I was actually working on a blog post about this a few months ago, but never published it because I wasn't happy with it. Here it is, anyway: https://goo.gl/W1KZ2t
What I found in testing was that linear probing beat everything when it had a sufficiently good hash function and a sufficiently low load factor. The load factor was pretty important. Even when factoring in cache misses, page faults, and the cost of allocations, a linearly probed table with a low load factor always beat more space-efficient designs.

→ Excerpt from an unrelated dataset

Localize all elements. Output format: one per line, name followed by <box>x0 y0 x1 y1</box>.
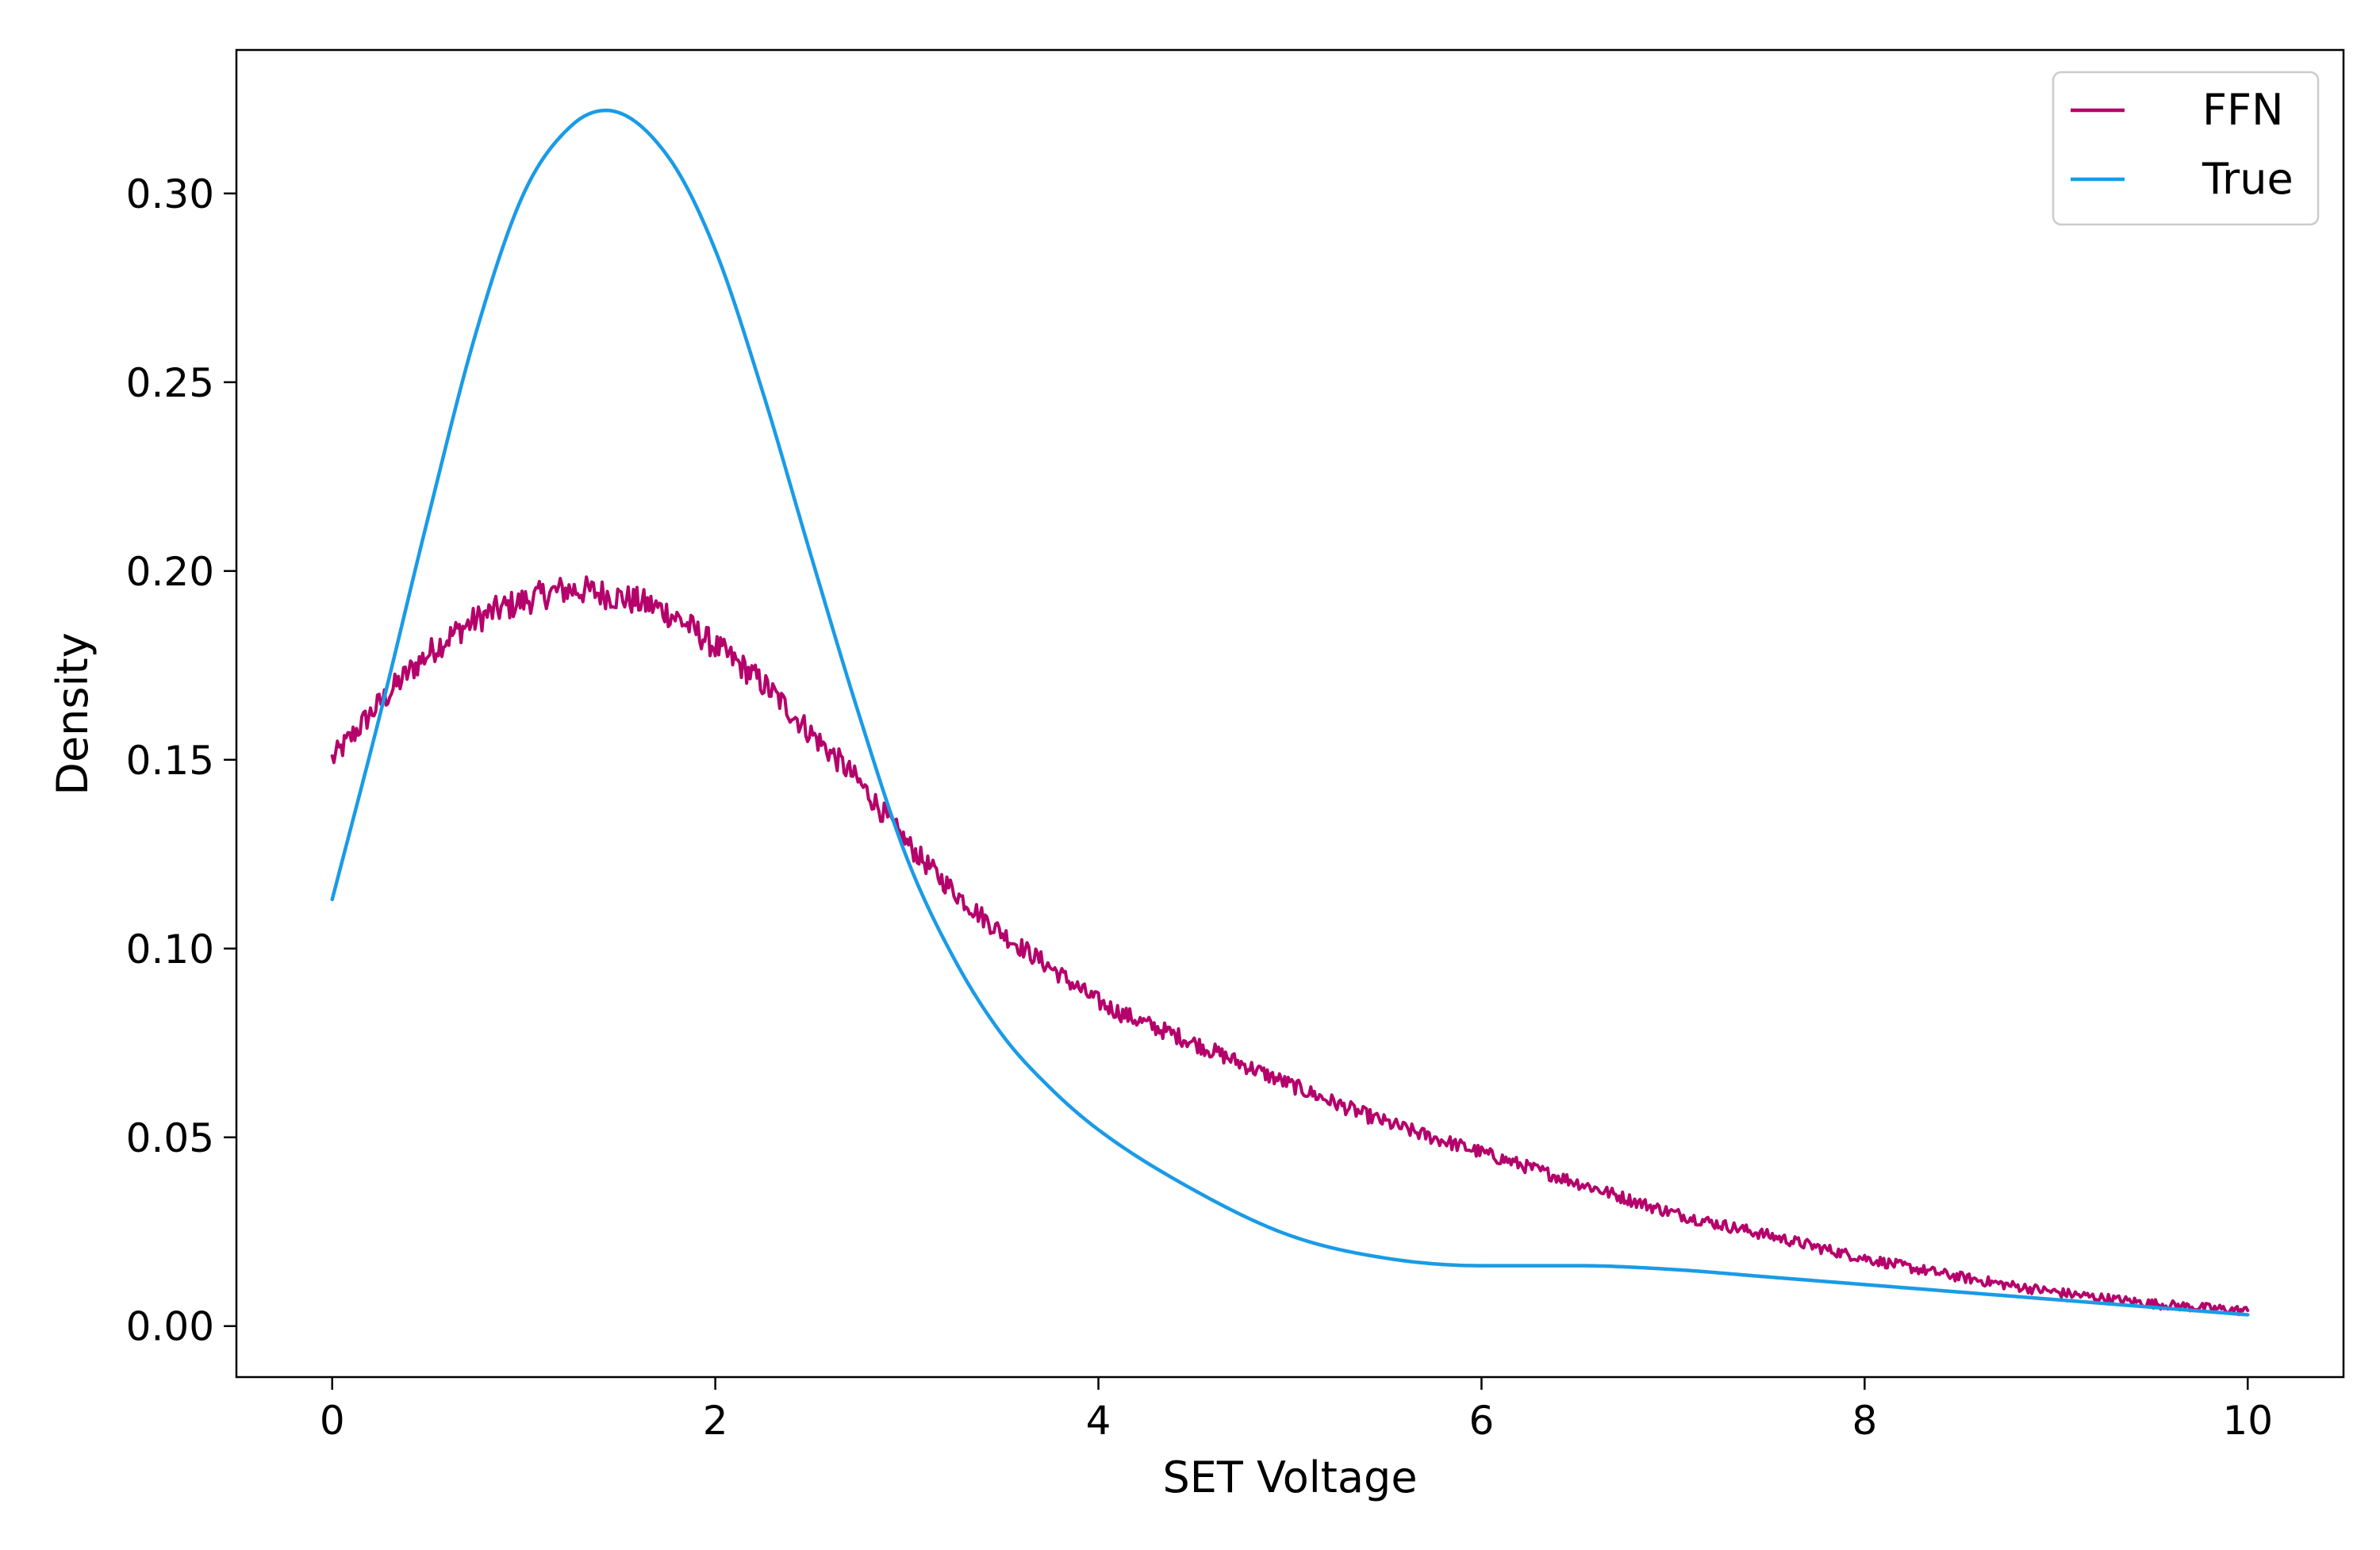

>I also tried to use gcc/clang vector extension to speed up probing, but it actually slows down for 30%! I guess I have to hand tune the SSE intrinsics and measure it carefully with IACA to get the optimal performance.
They're only advantageous when the hash is perfect and the data is in the cache. Otherwise the performance should be the same as regular code. To clarify what I meant by SSE with double hashing, I really meant search an entire cacheline before incrementing by the second hash value. SSE can be used for this in some cases but regular code works just as well.
>Deletion itself is quite complicated and deserves its own post.
That's why I prefer the linear variant; deletion is easy!
It's a sorted array because your sorting by 2 keys (A,B). A is the hash, normally a u32 or u64. B is the probe count, also normally the same sized b/c system ints are easy.
Strictly speaking the Robin Hood "sort" isn't purely lexiconally ordered. A larger A value maybe replaced a smaller A, with a much larger B.
But this relation nonetheless is just a weird solution to build a cmp function one. One that arguably doesn't work in a strict sense. But one that _nearly_ works.
So if A is the hashed-to index into your table, then B is a function of A. When you are doing your linear probe and you see a value along with its probe count, it either
1. Has a higher probe count, this means it's hash is further away than yours => less than yours
2. Has a lower probe count than yours. This means its hash is closer than yours => greater than yours
3. Is equal in probe count to yours. That means it's in the same bucket => equal to yours.
When I first see "sorted array", my first impression is it is sorted by the "original key". If we look for the hashed value in hash table, all hash tables are "sorted array" with this definition.
Also there's a finial mod in linear probing
h(k, i) = (k + i) mod N. With this mod you may have different key/probe combination that messed up the order.
> 1) The linearly-probed robin hood variant is just a sorted array. That's it. It's just a sorted array.
Right. I stumbled on linear probing robin hood hashing as a simplification of Bender, Demaine and Farach-Colton's Packed memory array (http://erikdemaine.org/papers/FOCS2000b/paper.pdf) when inserts are randomised.
> 2) The linearly-probed robin hood variant is only faster than regular linear probing for searches that fail.
The sortedness means Robin Hood should not only be faster in the worst case (that's what reducing variance is all about), even for successful searches, but can also be faster on average, at high enough loads: make sure empty cells compare as greater than any legitimate value, track the maximum displacement, and use binary search (or just use exponential search).
2) The linearly-probed robin hood variant is only faster than regular linear probing for searches that fail. Successful searches have the same average probe count. Too many articles bullshit about how robin hood reduces variance (which is irrelevant 99% of the time) and then go on to ignore the fact that they cannot beat the performance of linear probing when it comes to successful searches. One guy I saw spent hours trying to optimize his hash table for the K-nucleotide benchmark without realizing that a trivial 5-minute implementation of linear probing would beat it because searches in that benchmark never fail.
3) There's a simple 40 year old bitwise trick by Knuth which allows one to combine the probe distance and the hash into a single value. This saves up to 4 bytes per table entry, but I haven't seen anyone use it.
There's also a few articles that get deletion straight-up wrong, but meh. That doesn't bother me too much.
Also, for double hashing I'm pretty sure a SSE/AVX variant is optimal. I haven't tried implementing one though.